Near the end of 2009 Peter Dale’s new company Rare Day announced the addition of Dan Brooke, former MD of Discovery UK as MD of the prodco. Brooke spoke with realscreen about his decision to make the move from cable to production and his plans for the company in 2010.
As I understand it, part of your goal at Rare Day includes working with new brands and distributors. Can you expand on your goals for the company?
We believe that television is changing. Television advertising is obviously under threat and is having an impact on the budgets of terrestrial broadcasters in the UK. But at the same time there are whole series of new organizations that are looking to get involved in television content that didn’t really exist before. From organizations to NGOs… advertisers have always been there to some extent, but they’ve been restricted by regulations. There’s quite a lot of talk in the market that regulations are going to be relaxed. That will give advertisers a lot more opportunities than they currently have to be involved in content as opposed to between content.
What kinds of programs are you hoping to make at Rare Day?

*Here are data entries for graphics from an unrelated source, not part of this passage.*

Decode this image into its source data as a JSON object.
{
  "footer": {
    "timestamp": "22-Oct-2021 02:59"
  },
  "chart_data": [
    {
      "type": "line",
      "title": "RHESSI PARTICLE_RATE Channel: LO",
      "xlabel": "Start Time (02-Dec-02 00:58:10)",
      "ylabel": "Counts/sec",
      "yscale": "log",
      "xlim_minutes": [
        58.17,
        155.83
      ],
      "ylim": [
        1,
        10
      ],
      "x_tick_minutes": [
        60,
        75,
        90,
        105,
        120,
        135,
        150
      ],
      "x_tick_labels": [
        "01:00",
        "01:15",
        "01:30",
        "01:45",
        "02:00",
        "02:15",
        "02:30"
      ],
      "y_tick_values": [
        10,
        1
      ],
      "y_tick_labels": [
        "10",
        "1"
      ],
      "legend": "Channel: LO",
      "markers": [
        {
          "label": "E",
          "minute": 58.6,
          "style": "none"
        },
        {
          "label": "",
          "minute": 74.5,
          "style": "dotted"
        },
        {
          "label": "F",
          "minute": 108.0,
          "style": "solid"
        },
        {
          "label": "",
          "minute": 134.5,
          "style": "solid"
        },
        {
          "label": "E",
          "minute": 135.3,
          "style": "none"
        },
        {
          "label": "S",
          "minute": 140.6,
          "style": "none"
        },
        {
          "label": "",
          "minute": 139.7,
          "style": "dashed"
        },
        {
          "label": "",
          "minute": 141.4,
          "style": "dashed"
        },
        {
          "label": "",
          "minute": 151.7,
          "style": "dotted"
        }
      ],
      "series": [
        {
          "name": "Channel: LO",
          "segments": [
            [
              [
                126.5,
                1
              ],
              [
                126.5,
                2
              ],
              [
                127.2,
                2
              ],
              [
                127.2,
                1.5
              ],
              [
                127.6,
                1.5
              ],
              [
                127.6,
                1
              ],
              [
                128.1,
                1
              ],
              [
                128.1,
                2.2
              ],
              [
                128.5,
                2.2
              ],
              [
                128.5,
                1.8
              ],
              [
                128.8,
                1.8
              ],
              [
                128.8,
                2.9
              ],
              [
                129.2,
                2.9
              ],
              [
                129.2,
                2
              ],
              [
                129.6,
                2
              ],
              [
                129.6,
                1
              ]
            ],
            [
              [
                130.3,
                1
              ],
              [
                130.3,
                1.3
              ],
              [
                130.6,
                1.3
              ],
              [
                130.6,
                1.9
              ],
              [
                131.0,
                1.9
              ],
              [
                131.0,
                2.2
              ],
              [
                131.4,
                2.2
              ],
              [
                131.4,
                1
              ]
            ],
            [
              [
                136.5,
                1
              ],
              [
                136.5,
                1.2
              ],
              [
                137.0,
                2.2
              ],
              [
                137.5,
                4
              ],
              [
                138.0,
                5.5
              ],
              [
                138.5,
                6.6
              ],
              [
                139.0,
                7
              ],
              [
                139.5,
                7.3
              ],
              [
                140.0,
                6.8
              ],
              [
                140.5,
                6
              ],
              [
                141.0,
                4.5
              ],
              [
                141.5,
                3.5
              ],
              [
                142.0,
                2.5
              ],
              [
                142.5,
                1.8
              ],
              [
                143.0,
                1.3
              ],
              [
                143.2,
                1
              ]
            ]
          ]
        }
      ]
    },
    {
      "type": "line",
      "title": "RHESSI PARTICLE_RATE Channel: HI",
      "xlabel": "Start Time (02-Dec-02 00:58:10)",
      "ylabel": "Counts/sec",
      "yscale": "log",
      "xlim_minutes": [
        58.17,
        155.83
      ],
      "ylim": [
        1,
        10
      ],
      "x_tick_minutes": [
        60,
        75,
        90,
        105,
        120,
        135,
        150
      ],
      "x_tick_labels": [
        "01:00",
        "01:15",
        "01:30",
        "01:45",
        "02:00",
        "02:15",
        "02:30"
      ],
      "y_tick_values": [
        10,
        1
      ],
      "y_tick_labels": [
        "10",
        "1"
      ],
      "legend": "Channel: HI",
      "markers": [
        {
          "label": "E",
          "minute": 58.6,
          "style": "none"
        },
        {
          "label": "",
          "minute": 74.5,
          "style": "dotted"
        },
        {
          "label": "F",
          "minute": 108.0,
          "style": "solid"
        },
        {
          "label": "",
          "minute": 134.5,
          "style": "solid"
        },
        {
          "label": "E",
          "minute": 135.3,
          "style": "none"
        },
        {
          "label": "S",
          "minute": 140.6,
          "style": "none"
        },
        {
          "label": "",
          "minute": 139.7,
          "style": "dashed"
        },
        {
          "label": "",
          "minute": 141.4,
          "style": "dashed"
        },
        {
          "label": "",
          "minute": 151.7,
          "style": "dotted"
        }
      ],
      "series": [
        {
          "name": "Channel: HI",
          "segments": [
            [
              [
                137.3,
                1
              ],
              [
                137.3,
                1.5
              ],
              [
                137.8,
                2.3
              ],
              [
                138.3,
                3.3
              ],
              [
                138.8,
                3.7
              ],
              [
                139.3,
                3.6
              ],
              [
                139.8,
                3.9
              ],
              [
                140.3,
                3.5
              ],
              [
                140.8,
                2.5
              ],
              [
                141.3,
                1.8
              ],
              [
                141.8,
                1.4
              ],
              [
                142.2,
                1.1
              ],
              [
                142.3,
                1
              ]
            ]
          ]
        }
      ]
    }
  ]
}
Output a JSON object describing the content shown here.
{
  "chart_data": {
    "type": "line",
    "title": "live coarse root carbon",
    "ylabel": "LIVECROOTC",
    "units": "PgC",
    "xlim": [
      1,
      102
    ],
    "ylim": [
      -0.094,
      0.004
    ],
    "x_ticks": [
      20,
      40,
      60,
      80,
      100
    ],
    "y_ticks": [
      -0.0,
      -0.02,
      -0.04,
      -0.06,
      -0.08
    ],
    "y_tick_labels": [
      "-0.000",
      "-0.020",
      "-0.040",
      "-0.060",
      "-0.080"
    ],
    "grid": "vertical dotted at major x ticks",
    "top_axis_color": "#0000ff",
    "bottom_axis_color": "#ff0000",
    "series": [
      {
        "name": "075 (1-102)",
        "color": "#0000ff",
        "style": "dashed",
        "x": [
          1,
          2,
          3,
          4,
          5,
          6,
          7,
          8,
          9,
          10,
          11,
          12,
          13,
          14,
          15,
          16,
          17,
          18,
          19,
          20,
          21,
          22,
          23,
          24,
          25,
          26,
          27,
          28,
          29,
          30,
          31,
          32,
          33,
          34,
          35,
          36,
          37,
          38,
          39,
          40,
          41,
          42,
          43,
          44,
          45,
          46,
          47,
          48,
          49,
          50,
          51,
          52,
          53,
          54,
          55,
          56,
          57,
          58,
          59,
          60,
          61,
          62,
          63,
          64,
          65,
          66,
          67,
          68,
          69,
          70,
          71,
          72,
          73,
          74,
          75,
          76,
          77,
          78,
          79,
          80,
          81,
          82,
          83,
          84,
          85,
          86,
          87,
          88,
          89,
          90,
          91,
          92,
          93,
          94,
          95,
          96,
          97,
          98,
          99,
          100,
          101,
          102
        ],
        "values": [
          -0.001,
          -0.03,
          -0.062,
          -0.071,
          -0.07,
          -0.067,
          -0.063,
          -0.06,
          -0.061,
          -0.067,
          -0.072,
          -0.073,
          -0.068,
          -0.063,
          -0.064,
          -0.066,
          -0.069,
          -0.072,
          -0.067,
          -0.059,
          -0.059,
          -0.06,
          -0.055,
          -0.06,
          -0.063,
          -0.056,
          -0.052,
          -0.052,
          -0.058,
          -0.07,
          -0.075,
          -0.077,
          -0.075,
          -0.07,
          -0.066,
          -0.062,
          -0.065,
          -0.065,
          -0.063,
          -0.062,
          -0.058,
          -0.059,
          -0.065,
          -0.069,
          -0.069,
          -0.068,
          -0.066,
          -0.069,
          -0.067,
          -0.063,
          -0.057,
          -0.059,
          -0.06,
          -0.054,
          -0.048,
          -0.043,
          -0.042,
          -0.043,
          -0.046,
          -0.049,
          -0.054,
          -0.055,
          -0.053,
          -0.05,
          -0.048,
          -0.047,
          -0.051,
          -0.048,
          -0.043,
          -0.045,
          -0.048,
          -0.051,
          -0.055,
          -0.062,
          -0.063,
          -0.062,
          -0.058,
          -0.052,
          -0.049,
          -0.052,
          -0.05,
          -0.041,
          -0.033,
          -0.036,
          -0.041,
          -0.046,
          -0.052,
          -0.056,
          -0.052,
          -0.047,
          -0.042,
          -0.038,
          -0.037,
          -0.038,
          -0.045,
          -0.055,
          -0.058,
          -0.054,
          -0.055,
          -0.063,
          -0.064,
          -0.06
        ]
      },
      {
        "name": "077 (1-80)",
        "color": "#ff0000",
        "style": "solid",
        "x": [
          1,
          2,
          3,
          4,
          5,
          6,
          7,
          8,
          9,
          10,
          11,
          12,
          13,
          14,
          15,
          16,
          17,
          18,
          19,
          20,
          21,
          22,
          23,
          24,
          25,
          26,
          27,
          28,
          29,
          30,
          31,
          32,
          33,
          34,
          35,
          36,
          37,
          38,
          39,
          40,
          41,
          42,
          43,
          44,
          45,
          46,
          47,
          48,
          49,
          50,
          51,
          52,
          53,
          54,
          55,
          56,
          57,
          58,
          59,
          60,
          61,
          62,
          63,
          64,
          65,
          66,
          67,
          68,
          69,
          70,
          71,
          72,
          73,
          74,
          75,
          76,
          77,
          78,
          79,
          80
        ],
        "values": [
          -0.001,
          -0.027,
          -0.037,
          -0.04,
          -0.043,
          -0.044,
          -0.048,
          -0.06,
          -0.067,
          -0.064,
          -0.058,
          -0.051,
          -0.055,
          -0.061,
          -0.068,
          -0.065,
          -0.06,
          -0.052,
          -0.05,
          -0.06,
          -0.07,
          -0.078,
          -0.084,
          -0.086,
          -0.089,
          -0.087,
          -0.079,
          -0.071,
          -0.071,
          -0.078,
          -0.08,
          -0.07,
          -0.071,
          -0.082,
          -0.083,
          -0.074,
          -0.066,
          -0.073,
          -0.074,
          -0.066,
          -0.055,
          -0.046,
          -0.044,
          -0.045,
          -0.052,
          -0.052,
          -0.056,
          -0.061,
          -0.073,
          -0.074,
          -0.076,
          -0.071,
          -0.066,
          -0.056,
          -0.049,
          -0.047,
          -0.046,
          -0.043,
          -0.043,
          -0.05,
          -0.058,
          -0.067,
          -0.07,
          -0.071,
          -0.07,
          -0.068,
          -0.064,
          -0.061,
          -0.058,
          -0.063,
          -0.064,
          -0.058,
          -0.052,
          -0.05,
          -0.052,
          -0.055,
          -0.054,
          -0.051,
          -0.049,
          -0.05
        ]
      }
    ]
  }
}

Our focus is on documentaries, factual entertainment and drama; that covers the expertise that we have in the company between Peter [Dale], myself and Emily Renshaw-Smith, our head of development and production.
For us, quality and innovation are two critical things and if you look at Peter [Dale]‘s CV and you look at my CV, that’s been at the heart of all the things we’ve been involved in.
What can we expect from Rare Day in its second year?
We want to make great content that is high quality and innovative and for really good clients. Some of it will be for conventional broadcasters and some of it will be from quite left field.
We just completed a coproduction with Princess [Productions] for the BBC called School of Saatchi which is basically a high end talent show in the contemporary art world. It has just gone out on the BBC to excellent reviews. That’s something that’s already in the bag and we’ve got a number of different projects in development.
What made you make the move from cable to production?
If you love television, which I do, what better place to be than creating it. That’s pretty much it.
During a recession it’s a bit of a scary time to join a production company, though, with many companies closing down or trimming their staff. What made you feel like this was a good time for you to make this move?
It’s not the best time in the world to be starting a business. There are some companies that are feeling the pinch and I’m sure there will be companies that have to close in the course of the next 12 months, and we don’t intend on being one of those. We figure if we can start up professionally at a time like this, the sky’s the limit.